Issue 10 / 6 September 2010

I have never seen myself as the stereotypical arrogant and paternalistic doctor. I do, however, believe that professionalism comes with both rights and responsibilities.

So I was surprised at the response I received when I decided to post a comment on the ABC’s website on the topic of midwives’ access to Medicare.

I’d been listening to a fairly typical pre-election interview on ABC Radio National’s Life Matters with AMA President Dr Andrew Pesce (an obstetrician).

Dr Pesce was asked about the AMA’s stance on the pre-election health strategies of the two major political parties.

At the very end of the interview he was asked about recent federal legislative changes that will give private midwives access to Medicare.

Under the Health Legislation Amendment (Midwives and Nurse Practitioners) Bill 2009, which will be effective from November 1 this year, private midwives must enter into a written agreement with a specific obstetrician.

A midwife’s patient management plan must be approved by the obstetrician before he or she is allowed access to Medicare payments.

Although Dr Pesce spent most of the interview discussing issues such as e-health and rural health, all ten responses posted on the program’s feedback page after the interview related to his comments on the amended law.

Midwifery Anger, a previous discussion on the topic broadcast on Life Matters on August 12, likewise drew 56 responses.

Most were strongly worded complaints about the imposed control of obstetricians over private midwives’ access to Medicare and the alleged loss of a birthing mother’s right to choose.

“Human rights” and “unconstitutional” were among the strong phrases being used.

In my view, the issue comes down to this: any independent practitioner who has access to the public purse must practise according to principles approved by the expert community.

So my own comment was this: if the obstetrician is expected to provide support for complexities and complications, shouldn’t they be involved in the care plan?

I was met with vitriol.

Some might say I am blinded by the medical model which places me in a position of clinical authority.

But perhaps proponents of the other view are also equally blinded by their own ideology.

I guess we’ll have to see which ideology prevails.

Dr Ieraci is a specialist Emergency Physician with 25 years’ experience in the public hospital system. Her particular interests include policy development and health system design, and she has held roles in medical regulation and management. In addition to her emergency department work, Sue runs the health system consultancy SI-napse.


 

Posted 6 September 2010

6 thoughts on “Dr Sue Ieraci: New midwife laws draw vitriol

  1. Nurse says:

    Any other nurse with access to medicare e.g mental health nurses and diabetes educators, must be part of the GP’s patient management plan to claim reimbursement. Why do midwives think they are different?

  2. Anonymous says:

    As well stated in the introduction to this article, you have dared to comment on something to do with nursing…

    “Paying nurses to play doctor will make system sick
    Jeremy Sammut | The Australian | 22 March 2010
    Criticising the nursing profession is like killing Bambi. Nurses who devote their lives to the care of the sick rightly deserve our honour and respect. But the problems with the Rudd government’s changes to Medicare, which fundamentally change the role of nurses in the health system, cannot pass without comment.”

  3. alarmed says:

    The SA data shows what happens when midwives run things out of hospital. Babies die and are born hypoxic at a much greater rate. Midwives get free idemnity from the Fed govt, and can not possibly interpret pathology tests (as they have no training in this). Doctors don’t claim to work in isolation, most welcome the team approach. I fail to see why midwives feel they don’t need a team approach!!!

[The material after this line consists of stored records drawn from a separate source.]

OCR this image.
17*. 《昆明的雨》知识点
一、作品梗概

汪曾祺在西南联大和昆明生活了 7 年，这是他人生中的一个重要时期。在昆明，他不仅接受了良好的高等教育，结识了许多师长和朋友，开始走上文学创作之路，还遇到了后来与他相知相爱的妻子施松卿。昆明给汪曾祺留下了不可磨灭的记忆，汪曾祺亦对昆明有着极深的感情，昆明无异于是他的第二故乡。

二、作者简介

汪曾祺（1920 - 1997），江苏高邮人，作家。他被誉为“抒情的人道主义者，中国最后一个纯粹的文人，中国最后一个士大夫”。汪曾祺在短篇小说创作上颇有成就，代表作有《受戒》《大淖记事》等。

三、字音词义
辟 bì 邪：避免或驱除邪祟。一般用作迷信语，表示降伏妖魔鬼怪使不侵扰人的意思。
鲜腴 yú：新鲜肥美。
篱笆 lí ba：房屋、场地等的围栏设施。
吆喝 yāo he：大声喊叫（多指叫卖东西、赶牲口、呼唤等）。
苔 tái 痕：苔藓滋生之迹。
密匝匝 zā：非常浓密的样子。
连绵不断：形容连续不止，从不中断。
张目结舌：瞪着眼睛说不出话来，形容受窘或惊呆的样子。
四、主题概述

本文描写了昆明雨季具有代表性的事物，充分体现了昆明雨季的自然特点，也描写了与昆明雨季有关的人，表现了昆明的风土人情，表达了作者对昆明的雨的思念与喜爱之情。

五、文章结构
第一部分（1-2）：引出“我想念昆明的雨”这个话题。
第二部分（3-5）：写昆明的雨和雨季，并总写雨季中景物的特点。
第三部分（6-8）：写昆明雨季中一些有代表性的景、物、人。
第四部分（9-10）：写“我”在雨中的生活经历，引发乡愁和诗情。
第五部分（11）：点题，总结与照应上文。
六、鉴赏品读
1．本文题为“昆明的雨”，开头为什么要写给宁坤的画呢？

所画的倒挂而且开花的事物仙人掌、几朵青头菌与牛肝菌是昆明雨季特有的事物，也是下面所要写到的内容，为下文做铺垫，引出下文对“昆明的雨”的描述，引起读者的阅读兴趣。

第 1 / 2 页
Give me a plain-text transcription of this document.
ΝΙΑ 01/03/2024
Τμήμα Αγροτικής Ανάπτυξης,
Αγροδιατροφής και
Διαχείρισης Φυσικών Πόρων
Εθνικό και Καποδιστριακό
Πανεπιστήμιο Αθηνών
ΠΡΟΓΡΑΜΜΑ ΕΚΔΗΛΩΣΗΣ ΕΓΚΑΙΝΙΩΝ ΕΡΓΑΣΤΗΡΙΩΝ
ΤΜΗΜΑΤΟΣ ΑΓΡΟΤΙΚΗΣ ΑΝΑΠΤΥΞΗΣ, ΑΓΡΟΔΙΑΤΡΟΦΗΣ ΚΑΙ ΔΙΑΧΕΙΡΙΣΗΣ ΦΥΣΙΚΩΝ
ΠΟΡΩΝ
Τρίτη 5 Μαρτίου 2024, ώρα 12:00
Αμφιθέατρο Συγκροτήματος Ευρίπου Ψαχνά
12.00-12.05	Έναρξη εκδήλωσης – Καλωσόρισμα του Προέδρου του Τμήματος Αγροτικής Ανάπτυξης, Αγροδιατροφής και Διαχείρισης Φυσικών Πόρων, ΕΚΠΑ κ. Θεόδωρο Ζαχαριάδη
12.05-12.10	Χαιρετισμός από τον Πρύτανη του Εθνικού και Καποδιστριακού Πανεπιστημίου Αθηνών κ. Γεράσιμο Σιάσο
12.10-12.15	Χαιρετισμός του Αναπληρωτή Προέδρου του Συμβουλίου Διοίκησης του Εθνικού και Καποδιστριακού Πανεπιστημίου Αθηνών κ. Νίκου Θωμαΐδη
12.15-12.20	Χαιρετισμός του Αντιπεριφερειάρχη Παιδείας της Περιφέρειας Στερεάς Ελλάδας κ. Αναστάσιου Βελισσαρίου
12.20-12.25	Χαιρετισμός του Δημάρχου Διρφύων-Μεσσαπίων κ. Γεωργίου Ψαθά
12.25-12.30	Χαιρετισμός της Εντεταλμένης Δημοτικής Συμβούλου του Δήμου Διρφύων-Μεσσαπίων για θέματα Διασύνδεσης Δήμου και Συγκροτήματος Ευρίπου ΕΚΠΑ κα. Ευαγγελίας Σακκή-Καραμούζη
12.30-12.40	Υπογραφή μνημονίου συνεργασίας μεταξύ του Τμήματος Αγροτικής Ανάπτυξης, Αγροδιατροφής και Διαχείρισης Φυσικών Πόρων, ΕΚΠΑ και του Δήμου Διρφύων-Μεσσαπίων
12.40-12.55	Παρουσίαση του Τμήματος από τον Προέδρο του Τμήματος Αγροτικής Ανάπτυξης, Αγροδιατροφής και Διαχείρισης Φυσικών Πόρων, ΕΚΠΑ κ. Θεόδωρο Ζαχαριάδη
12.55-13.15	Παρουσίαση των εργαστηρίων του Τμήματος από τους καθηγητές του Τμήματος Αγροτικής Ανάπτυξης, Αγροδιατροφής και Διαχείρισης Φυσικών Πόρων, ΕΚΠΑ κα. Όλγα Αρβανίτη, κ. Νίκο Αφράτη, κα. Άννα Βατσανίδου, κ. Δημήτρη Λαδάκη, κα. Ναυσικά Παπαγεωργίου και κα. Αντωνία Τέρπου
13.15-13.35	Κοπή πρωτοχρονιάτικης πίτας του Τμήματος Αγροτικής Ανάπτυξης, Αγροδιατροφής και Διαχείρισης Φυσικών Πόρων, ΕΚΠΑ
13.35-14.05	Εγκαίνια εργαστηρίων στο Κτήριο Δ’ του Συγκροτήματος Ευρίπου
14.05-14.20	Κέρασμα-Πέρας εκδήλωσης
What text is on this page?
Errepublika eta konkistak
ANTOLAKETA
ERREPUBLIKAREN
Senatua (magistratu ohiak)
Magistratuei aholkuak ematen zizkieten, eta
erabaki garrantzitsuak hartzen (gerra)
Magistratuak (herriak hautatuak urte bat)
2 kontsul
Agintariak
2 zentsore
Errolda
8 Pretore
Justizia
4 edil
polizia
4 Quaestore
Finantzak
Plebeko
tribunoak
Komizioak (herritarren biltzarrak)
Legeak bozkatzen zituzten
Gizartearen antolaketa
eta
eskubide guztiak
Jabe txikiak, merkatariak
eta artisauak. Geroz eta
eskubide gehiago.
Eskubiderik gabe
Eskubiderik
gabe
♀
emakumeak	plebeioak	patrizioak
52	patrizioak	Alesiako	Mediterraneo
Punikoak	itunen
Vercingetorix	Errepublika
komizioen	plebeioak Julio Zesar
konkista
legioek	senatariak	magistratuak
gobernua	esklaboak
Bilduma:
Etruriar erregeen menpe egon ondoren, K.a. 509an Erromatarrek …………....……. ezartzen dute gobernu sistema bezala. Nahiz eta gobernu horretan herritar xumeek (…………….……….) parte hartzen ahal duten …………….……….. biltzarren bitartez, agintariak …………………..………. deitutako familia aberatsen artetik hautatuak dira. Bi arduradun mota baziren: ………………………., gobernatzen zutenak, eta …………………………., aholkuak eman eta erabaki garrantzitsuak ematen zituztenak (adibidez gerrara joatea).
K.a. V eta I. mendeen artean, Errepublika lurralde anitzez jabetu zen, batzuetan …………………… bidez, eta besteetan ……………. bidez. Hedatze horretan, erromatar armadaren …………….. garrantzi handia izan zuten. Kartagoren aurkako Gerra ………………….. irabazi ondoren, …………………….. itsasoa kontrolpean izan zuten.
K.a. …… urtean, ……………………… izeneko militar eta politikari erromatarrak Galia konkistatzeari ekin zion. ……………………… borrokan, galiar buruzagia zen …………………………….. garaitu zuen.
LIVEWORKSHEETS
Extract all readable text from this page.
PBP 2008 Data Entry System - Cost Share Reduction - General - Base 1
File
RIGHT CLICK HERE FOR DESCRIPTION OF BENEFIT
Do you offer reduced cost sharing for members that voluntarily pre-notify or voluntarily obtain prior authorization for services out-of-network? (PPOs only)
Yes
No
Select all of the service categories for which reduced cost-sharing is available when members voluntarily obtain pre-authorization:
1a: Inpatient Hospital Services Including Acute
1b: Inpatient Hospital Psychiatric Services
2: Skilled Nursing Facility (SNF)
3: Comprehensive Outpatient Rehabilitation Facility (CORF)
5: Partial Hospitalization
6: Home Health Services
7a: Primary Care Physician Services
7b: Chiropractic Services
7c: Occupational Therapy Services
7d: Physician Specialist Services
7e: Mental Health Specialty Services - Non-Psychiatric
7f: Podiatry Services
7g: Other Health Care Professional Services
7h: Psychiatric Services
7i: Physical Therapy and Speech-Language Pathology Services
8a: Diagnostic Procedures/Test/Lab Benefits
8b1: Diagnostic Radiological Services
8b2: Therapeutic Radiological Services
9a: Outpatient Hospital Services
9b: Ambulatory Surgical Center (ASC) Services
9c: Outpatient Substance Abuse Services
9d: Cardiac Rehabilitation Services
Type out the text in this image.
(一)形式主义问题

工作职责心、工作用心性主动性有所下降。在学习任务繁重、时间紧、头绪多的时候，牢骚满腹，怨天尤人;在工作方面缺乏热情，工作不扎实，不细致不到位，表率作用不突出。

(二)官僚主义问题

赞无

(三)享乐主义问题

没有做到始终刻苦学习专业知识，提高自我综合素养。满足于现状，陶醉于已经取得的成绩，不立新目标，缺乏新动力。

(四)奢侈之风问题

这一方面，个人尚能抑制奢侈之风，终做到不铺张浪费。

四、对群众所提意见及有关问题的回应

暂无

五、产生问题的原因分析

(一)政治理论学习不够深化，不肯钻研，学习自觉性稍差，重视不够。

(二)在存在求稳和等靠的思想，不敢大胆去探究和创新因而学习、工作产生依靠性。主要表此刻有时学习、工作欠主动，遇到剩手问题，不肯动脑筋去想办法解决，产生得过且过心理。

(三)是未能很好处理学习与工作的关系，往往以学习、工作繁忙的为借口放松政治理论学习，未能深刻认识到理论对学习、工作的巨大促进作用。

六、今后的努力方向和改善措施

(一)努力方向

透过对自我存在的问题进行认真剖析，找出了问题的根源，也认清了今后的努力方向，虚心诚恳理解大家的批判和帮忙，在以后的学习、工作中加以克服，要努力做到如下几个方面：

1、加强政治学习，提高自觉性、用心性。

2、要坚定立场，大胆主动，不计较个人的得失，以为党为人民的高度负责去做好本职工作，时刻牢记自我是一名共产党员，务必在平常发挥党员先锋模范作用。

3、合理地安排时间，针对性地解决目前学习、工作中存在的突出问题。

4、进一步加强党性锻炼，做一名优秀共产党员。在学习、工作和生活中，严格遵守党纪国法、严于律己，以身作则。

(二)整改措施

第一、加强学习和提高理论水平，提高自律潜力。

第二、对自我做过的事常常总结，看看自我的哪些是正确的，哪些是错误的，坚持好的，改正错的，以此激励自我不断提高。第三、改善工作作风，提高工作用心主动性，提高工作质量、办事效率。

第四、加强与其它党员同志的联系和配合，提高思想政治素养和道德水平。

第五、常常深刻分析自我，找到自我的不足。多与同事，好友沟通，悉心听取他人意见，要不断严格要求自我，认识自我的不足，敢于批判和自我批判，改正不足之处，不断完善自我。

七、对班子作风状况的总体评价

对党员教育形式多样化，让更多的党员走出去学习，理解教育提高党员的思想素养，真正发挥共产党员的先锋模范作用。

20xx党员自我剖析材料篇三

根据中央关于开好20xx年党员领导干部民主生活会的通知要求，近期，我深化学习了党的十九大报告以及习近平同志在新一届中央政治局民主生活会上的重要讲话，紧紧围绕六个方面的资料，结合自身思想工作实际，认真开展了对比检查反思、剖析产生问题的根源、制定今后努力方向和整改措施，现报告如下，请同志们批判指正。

  4. The Saint from Elsewhere says:

    Its fascinated me for years that the only people completely unrestricted are those whose actions generate the spending – ie the general public.
    Before the introduction of Medicare it was generally regarded as unprofessional behaviour to see and treat a patient currently being seen by another practitioner, except in an emergency. The patient would be informed that they must advise their current doctor that they wished to change before another doctor would see them – and breaches were not infrequently reported to medical boards as unprofessional conduct. The same, incidentally, applied to vets!
    There is now some imaginary “right” of patients to see 10 doctors simultaneously if they so wish, often generating repeat investigations paid for by the public purse. We need the SENSIBLE bits of the British system – that is, a patient may CHANGE doctors as often as they wish – surely that should preserve every right the patient has to choose? But they may NOT choose to have several doctors seeing them at the same time, in ignorance of each other’s existence, at public expense. Patients should be registered with one practice, and other than in an emergency or travel (both accomodated in the UK system) they should pay themselves for additional consultations.

  5. woolly says:

    if midwives want to run the whole show then let them deal with the complications and lawsuits themselves.

  6. Nan says:

    If the midwives want to use public money via medicare they need to be regulated and supervised like everyone else.